На второй день нововведений, как только указ, подписанный герцогом, ушел в народ, мнение масс разделилось: простые горожане были рады, так как теперь можно было без боязни ходить в публичные дома и к колдунам, — хотя и тут вышло разделение, мужчины были за шлюх и против колдунов, женщины же, наоборот, против шлюх и за колдунов, — а вот патрульные из стражи, обходящие город с утра и вечером, такой радости не высказывали. Дохода их лишили немаленького.
— Лучше вам без охраны пока не появляться на людях, — посоветовал Вилли. — Не всем ваши преобразования по вкусу.
Леон больше опасался гнева святого отца — церковь могла объявить герцога растлителем нравственности, и он готов был немного притормозить свои реформы, однако святой отец оказался святее, чем он мог помыслить, согласившись проводить исповеди для работниц борделей за щедрые пожертвования храму от лица герцога.
— Главное, дитя, не то, что ты грешишь, — напутствовал Брундо, собираясь к себе, прихватив из погребка несколько бочонков вина. — Главное то, что ты в грехах раскаиваешься. Девицы могут приходить по субботам и понедельникам, падшие женщины заслуживают двойного прощения, ибо невинны в душе и глупы, как дети.
В армии пока шло тоже сравнительно неплохо: ветеранов и инвалидов отправили на покой, новичков взяли даже тех, кто прежде укрывался от службы — теперь на жалование можно было жить лучше, чем на покосе и сборе урожая, и помимо этого еще был шанс дослужиться до чина и получить в пользование кусок земли.
За эти дни, перед открытием ярмарки, Леон успел успокоиться — Его Величество прислало гонца в ответ на весть о том, что Веста захворала, с пожеланиями выздоровления и с лучшим придворным лекарем, с которым лекарь местный сначала повздорил из-за расхождения взглядов в лечении, а потом они, намазав больную мазью на основе коровьего навоза, что должна была смягчать кожу, отправились в кабак. Тогда же Леон, услышав разговор тетушек, окучивающих больную день и ночь, узнал, что маменька ее померла от странной болезни, от которой проваливается нос. Якобы вызванной колдовством. Леон, хмыкнув, не стал просвещать их насчет сифилиса.

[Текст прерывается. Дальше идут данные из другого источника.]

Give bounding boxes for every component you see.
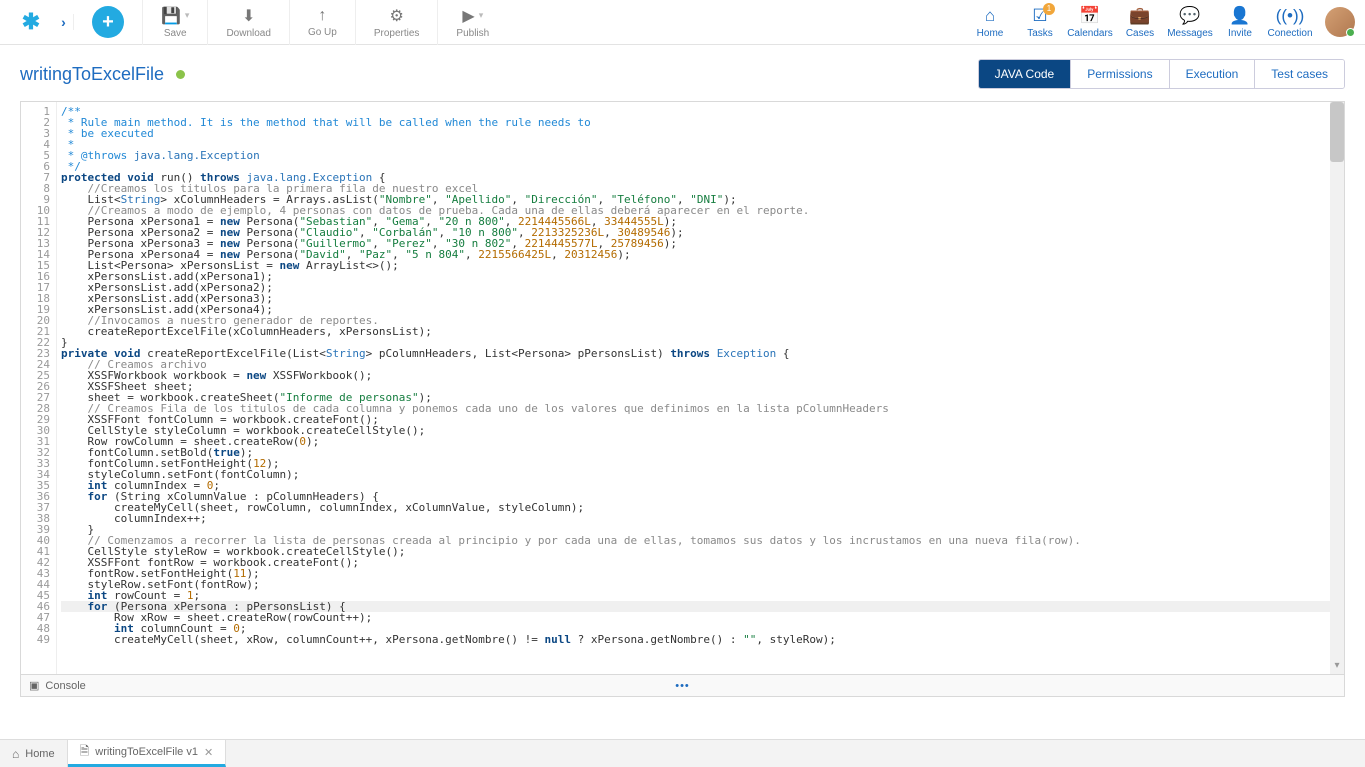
briefcase-icon: 💼 [1129, 6, 1150, 26]
tab-test-cases[interactable]: Test cases [1254, 60, 1344, 88]
file-icon: 🗎 [80, 742, 90, 763]
nav-connection-label: Conection [1267, 28, 1312, 39]
code-line[interactable]: XSSFWorkbook workbook = new XSSFWorkbook… [61, 370, 1344, 381]
editor-body: 1234567891011121314151617181920212223242… [21, 102, 1344, 674]
editor-tab-group: JAVA Code Permissions Execution Test cas… [978, 59, 1345, 89]
tasks-badge: 1 [1043, 3, 1055, 15]
nav-home-label: Home [977, 28, 1004, 39]
nav-tasks[interactable]: ☑ 1 Tasks [1015, 0, 1065, 45]
nav-messages-label: Messages [1167, 28, 1213, 39]
close-tab-icon[interactable]: ✕ [204, 746, 213, 759]
nav-cases[interactable]: 💼 Cases [1115, 0, 1165, 45]
chevron-down-icon[interactable]: ▾ [479, 10, 484, 21]
calendar-icon: 📅 [1079, 6, 1100, 26]
code-line[interactable]: createMyCell(sheet, xRow, columnCount++,… [61, 634, 1344, 645]
nav-invite-label: Invite [1228, 28, 1252, 39]
app-logo[interactable]: ✱ [8, 9, 54, 35]
gutter-line: 49 [21, 634, 50, 645]
chevron-down-icon[interactable]: ▾ [185, 10, 190, 21]
save-button[interactable]: 💾 ▾ Save [142, 0, 207, 45]
save-icon: 💾 [161, 6, 181, 26]
nav-tasks-label: Tasks [1027, 28, 1053, 39]
footer-tab-home[interactable]: ⌂ Home [0, 740, 68, 767]
nav-home[interactable]: ⌂ Home [965, 0, 1015, 45]
tab-java-code[interactable]: JAVA Code [979, 60, 1071, 88]
properties-button[interactable]: ⚙ Properties [355, 0, 438, 45]
console-label: Console [45, 680, 85, 692]
connection-icon: ((•)) [1276, 6, 1305, 26]
publish-button[interactable]: ▶ ▾ Publish [437, 0, 507, 45]
code-line[interactable]: styleColumn.setFont(fontColumn); [61, 469, 1344, 480]
add-button[interactable]: + [92, 6, 124, 38]
save-label: Save [164, 28, 187, 39]
status-dot [176, 70, 185, 79]
chevron-right-icon: › [61, 14, 66, 30]
code-line[interactable]: columnIndex++; [61, 513, 1344, 524]
go-up-label: Go Up [308, 27, 337, 38]
nav-forward[interactable]: › [54, 14, 74, 30]
home-icon: ⌂ [12, 747, 19, 761]
play-icon: ▶ [462, 6, 474, 26]
download-icon: ⬇ [242, 6, 255, 26]
code-line[interactable]: * @throws java.lang.Exception [61, 150, 1344, 161]
scrollbar-thumb[interactable] [1330, 102, 1344, 162]
nav-connection[interactable]: ((•)) Conection [1265, 0, 1315, 45]
toolbar-left: ✱ › + 💾 ▾ Save ⬇ Download ↑ Go Up ⚙ Prope… [0, 0, 507, 44]
editor-gutter: 1234567891011121314151617181920212223242… [21, 102, 57, 674]
nav-cases-label: Cases [1126, 28, 1154, 39]
nav-calendars-label: Calendars [1067, 28, 1113, 39]
home-icon: ⌂ [985, 6, 995, 26]
footer-tab-file[interactable]: 🗎 writingToExcelFile v1 ✕ [68, 740, 227, 767]
top-toolbar: ✱ › + 💾 ▾ Save ⬇ Download ↑ Go Up ⚙ Prope… [0, 0, 1365, 45]
footer-file-label: writingToExcelFile v1 [95, 746, 198, 758]
code-line[interactable]: Row xRow = sheet.createRow(rowCount++); [61, 612, 1344, 623]
logo-icon: ✱ [22, 9, 40, 35]
code-line[interactable]: createReportExcelFile(xColumnHeaders, xP… [61, 326, 1344, 337]
go-up-icon: ↑ [318, 7, 326, 25]
gear-icon: ⚙ [389, 6, 403, 26]
publish-label: Publish [456, 28, 489, 39]
nav-calendars[interactable]: 📅 Calendars [1065, 0, 1115, 45]
title-row: writingToExcelFile JAVA Code Permissions… [0, 45, 1365, 101]
avatar[interactable] [1325, 7, 1355, 37]
footer-tabs: ⌂ Home 🗎 writingToExcelFile v1 ✕ [0, 739, 1365, 767]
nav-invite[interactable]: 👤 Invite [1215, 0, 1265, 45]
code-line[interactable]: createMyCell(sheet, rowColumn, columnInd… [61, 502, 1344, 513]
console-icon: ▣ [29, 679, 39, 692]
invite-icon: 👤 [1229, 6, 1250, 26]
code-line[interactable]: Row rowColumn = sheet.createRow(0); [61, 436, 1344, 447]
download-button[interactable]: ⬇ Download [207, 0, 288, 45]
messages-icon: 💬 [1179, 6, 1200, 26]
code-line[interactable]: styleRow.setFont(fontRow); [61, 579, 1344, 590]
console-bar[interactable]: ▣ Console ••• [21, 674, 1344, 696]
editor-frame: 1234567891011121314151617181920212223242… [20, 101, 1345, 697]
page-title: writingToExcelFile [20, 64, 164, 85]
plus-icon: + [102, 11, 114, 34]
toolbar-actions: 💾▾ Save ⬇ Download ↑ Go Up ⚙ Properties … [142, 0, 507, 45]
code-line[interactable]: * be executed [61, 128, 1344, 139]
tab-permissions[interactable]: Permissions [1070, 60, 1168, 88]
footer-home-label: Home [25, 748, 54, 760]
toolbar-right: ⌂ Home ☑ 1 Tasks 📅 Calendars 💼 Cases 💬 Messa… [965, 0, 1365, 44]
scroll-down-arrow[interactable]: ▾ [1330, 660, 1344, 674]
presence-dot [1346, 28, 1355, 37]
code-line[interactable]: * Rule main method. It is the method tha… [61, 117, 1344, 128]
tab-execution[interactable]: Execution [1169, 60, 1255, 88]
editor-scrollbar[interactable] [1330, 102, 1344, 674]
console-drag-handle[interactable]: ••• [675, 680, 690, 692]
nav-messages[interactable]: 💬 Messages [1165, 0, 1215, 45]
properties-label: Properties [374, 28, 420, 39]
code-line[interactable]: private void createReportExcelFile(List<… [61, 348, 1344, 359]
go-up-button[interactable]: ↑ Go Up [289, 0, 355, 45]
code-area[interactable]: /** * Rule main method. It is the method… [57, 102, 1344, 674]
download-label: Download [226, 28, 270, 39]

— Ох, убей же меня! — простонала Веста, когда он зашел ее проведать. Лежала она на кровати, завернутая в одеяла, в сорочке под горло и чепчике. По щекам и ладоням расползались коричневые пятна. — Как хорошо, что папа занят, а твои родственники этого не видят! Сказали бы, что за невесту ты выбрал… Пчхи! Ты же помнишь свою маменьку? Она бы точно сказала, если б не скончалась, что я не смогу выносить наследника!
Леон издал трудноопределимый звук, который можно было трактовать как сочувствие, и запоминая, что родительница герцога померла, как, видимо, и родитель. О своих родителях он почти не вспоминал — слишком редко они общались. Мать могла позвонить и пригласить на барбекю на выходные, но Леон знал всегда, что это делалось из вежливости, потому придумывал повод не ехать. Поэтому он так легко ассимилировался здесь, поскольку ничего его там, в родной почве, не держало, корни он пустить не успел на глубину, когда его вынули и пересадили в другой грунт. Под другое солнце, но это было не важно.
— Завтра пойду на ярмарку и куплю… помощника, — сказал Леон, не в силах произнести «раб». — Он сможет провожать тебя в часовню, как настаивает отец Брундо.
— Да, следует помолиться Нанайе и попросить скорейшего исцеления, — Веста, приложив ладонь ко лбу, всхлипнула. — Ты, наверное, уже и передумал жениться. Я такая страшна-а-ая!